I outlined each letter with a black crayon, wrote the word "swear" in the square, and submitted my finished assignment.
That afternoon, while we were quietly working on something else, Miss Cottrill took advantage of the slack time to review and grade our phonics assignments. I was rather proud of my artwork -- all of it, not just the "swear" illustration -- and I was hoping for a good grade.
Not that I was watching her or anything, but suddenly I heard Miss Cottrill gasp. It was more like a yelp - an audible and shrill intake of breath, anyway. I looked up from whatever I was doing to see her examining my paper, then I went back to my work.
The next day she handed back the graded assignments. I didn't get mine. Afterwards, I went to her desk and asked if I could have mine back. She said, "no." She wasn't mean about it, but she didn't give me an explanation.
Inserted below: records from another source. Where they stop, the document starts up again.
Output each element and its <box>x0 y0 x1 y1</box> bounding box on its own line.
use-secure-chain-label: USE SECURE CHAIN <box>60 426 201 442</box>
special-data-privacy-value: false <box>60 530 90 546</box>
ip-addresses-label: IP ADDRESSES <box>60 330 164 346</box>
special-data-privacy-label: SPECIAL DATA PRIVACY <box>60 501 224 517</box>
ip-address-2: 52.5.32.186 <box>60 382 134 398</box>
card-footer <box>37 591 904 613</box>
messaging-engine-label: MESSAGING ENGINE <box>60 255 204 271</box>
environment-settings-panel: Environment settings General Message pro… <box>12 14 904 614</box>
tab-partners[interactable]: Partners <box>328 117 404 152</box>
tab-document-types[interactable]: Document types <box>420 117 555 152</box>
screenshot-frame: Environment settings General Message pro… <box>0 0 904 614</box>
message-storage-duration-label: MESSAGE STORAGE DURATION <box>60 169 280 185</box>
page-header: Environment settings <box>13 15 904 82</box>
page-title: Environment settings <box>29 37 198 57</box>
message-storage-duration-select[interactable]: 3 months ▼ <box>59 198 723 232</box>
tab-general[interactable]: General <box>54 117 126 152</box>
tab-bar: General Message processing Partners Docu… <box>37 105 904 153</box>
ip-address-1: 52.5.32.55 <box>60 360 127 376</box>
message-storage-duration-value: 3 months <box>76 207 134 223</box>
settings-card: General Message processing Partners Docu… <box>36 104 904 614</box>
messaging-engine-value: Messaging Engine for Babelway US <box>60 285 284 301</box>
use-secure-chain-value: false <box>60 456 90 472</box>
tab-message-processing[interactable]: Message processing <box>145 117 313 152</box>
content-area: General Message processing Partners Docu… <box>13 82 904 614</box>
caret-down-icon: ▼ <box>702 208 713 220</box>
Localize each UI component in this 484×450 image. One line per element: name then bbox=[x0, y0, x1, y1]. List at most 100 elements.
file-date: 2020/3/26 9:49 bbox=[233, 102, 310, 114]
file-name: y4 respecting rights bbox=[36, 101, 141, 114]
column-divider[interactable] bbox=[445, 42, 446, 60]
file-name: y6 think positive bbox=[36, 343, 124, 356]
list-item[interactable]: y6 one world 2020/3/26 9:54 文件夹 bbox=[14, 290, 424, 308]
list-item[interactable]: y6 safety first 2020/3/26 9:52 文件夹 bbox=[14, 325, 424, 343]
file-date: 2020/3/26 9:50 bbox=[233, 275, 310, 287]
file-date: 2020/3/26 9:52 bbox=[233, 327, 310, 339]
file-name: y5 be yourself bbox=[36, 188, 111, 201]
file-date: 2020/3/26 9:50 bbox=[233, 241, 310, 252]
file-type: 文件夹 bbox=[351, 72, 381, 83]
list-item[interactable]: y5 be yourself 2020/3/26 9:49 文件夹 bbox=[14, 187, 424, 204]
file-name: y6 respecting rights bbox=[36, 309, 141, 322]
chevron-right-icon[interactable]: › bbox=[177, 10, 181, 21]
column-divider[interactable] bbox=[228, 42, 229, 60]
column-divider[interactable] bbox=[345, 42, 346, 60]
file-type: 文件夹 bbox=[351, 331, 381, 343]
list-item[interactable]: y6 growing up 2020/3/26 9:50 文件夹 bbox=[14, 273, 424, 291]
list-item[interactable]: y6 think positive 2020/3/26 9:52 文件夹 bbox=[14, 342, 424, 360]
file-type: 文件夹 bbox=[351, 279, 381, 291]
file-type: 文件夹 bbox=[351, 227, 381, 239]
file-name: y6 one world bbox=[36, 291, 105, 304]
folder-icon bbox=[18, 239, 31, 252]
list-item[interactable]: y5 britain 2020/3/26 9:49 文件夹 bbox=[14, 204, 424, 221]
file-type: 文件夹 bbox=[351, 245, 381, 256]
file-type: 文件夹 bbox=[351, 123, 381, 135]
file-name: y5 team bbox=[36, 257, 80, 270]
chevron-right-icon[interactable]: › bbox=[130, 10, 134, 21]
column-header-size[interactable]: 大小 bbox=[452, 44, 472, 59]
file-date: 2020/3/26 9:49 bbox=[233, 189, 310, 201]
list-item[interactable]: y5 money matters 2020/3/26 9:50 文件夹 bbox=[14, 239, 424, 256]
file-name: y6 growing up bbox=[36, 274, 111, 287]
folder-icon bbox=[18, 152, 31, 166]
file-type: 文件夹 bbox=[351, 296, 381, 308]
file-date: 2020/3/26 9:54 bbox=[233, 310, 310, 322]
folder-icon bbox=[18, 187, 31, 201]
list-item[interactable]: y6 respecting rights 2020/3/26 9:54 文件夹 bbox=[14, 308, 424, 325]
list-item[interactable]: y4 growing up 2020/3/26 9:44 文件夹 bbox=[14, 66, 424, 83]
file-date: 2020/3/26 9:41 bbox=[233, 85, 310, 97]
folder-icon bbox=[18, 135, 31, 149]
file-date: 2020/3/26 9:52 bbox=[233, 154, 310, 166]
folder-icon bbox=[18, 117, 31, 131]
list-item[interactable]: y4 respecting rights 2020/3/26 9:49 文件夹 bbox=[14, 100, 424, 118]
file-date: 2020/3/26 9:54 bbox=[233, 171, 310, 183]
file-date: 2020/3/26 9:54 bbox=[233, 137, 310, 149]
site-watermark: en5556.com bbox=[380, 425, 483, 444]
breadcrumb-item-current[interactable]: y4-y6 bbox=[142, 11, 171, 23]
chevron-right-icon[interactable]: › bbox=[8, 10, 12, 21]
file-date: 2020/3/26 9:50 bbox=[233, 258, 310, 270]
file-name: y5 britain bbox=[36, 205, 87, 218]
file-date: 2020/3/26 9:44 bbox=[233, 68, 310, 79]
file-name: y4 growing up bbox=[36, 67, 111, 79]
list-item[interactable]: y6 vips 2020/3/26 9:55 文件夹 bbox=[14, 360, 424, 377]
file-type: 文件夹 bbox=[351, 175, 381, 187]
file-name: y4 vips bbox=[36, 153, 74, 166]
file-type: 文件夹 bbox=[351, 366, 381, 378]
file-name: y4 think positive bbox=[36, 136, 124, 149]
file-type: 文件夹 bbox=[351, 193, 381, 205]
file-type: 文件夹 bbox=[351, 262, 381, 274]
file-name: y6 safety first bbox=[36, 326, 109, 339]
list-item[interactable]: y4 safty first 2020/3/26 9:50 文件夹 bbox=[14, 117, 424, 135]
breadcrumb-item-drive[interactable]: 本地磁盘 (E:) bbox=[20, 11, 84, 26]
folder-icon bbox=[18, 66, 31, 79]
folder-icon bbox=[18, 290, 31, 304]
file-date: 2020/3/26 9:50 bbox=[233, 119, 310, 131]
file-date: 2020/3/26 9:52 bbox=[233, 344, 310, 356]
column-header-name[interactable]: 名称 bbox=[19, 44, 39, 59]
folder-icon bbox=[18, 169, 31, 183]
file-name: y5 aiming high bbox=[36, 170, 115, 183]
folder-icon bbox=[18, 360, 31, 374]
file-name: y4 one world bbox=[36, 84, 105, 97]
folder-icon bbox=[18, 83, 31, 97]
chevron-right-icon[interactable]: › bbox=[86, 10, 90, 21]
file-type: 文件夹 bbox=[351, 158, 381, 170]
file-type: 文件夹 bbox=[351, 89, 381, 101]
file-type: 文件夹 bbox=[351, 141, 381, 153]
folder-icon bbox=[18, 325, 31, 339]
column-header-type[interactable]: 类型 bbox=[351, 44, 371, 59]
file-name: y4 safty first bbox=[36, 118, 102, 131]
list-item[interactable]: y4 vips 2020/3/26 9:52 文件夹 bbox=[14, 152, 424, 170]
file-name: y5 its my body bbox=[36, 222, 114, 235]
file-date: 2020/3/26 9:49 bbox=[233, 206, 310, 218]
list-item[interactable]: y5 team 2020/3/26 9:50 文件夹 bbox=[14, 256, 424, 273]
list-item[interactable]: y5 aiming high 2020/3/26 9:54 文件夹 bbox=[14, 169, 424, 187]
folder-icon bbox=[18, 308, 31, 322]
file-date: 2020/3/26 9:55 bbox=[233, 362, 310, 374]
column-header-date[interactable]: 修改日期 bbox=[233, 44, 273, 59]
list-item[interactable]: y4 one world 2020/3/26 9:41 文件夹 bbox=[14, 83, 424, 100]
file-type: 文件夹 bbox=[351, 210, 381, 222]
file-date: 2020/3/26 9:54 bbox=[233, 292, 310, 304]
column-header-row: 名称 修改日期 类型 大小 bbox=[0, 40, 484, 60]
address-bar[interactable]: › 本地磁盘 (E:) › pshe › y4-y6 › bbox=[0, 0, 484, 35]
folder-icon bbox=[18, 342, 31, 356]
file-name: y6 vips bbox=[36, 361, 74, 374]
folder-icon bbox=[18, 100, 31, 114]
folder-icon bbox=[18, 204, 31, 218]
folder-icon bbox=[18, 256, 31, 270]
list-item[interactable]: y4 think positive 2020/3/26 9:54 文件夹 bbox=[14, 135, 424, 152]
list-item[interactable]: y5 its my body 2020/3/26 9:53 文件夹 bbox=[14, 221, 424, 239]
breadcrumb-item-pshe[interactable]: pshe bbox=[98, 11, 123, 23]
I've always wondered what happened to that assignment. Did she burn it to ashes in a puritanical fervor? Did she show it to the principal and ask for his advice, and he told her not to worry about it? Did she post it on the bulletin board in the staff room, for the other teachers' amusement? Did she put it in her scrapbook of "crazy things that happened to me during my career as a public school teacher?" Did she talk to my parents about it? And were they scandalized, or did they laugh it off?
One of these days, I'll write about the time in 8th grade when I used a word that had a double-entendre I didn't even know about, and how it got me in trouble anyway.